In Frankreich bleibt die Suche nach einer neuen Regierung weiterhin ergebnislos. Staatschef Emmanuel Macron hat am Dienstag erneut Gespräche geführt, um mögliche Koalitionspartner für eine stabile Regierung zu gewinnen. "Ich werde mich mit allen treffen, die für das übergeordnete Wohl der Nation arbeiten wollen," erklärte Macron vor Journalisten im Elysée-Palast. "Die Tür für mögliche Partner ist geöffnet," fügte er hinzu.
Am Dienstag traf Macron sich mit unabhängigen Vertretern, während für Mittwoch Gespräche mit Politikern der konservativen Republikaner und weiterer Vertreter aus dem Mitte-rechts-Lager geplant sind.
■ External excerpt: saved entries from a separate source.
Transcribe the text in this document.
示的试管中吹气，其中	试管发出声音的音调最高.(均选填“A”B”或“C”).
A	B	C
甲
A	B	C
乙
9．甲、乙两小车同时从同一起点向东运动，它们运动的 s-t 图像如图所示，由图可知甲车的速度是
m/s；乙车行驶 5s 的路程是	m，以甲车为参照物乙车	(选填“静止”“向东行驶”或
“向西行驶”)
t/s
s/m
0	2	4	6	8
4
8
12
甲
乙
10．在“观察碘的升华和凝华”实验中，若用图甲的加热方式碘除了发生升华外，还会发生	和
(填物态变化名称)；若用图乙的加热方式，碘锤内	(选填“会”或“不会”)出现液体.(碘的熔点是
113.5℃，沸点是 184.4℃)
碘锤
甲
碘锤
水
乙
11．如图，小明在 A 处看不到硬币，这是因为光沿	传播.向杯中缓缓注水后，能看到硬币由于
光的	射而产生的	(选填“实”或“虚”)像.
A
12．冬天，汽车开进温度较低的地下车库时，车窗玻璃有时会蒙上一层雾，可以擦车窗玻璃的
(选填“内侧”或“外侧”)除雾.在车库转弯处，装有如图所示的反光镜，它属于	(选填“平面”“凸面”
Vertreter der linkspopulistischen Partei La France Insoumise (LFI) sowie des rechtspopulistischen Rassemblement National (RN) wurden weiterhin nicht eingeladen.
Macron appellierte an die im Linksbündnis NFP organisierten Sozialisten, Grünen und Kommunisten, "mit den anderen politischen Kräften zusammenzuarbeiten." Doch die Reaktionen aus dem Linksbündnis sind bislang ablehnend. Sozialisten-Chef Oliver Faure kritisierte Macrons Vorgehen scharf und erklärte, dass er an weiteren Beratungen im Elysée nicht teilnehmen werde. "Das ist eine Parodie der Demokratie," so Faure.
Auch andere NFP-Vertreter äußerten sich enttäuscht. Grünen-Chefin Marine Tondelier sagte: "Wir werden diesen Zirkus nicht fortsetzen." LFI rief unterdessen zu Demonstrationen am 7. September auf, um gegen Macrons Entscheidung zu protestieren.
Die konservativen Republikaner lehnten eine Regierungskoalition ebenfalls ab. Dennoch signalisierte die führende Republikanerin Valérie Pécresse, dass ihre Partei für Vorhaben stimmen könnte, die "in die richtige Richtung weisen," um Frankreich vor einem politischen Stillstand zu bewahren.
Das Linksbündnis NFP, das aus der Parlamentswahl im Juli als stärkste Kraft hervorging, erreichte keine absolute Mehrheit in der Nationalversammlung. Trotz des Wahlerfolgs lehnen das Präsidentenlager, die Konservativen und die Rechtspopulisten das Programm des Linksbündnisses einstimmig ab.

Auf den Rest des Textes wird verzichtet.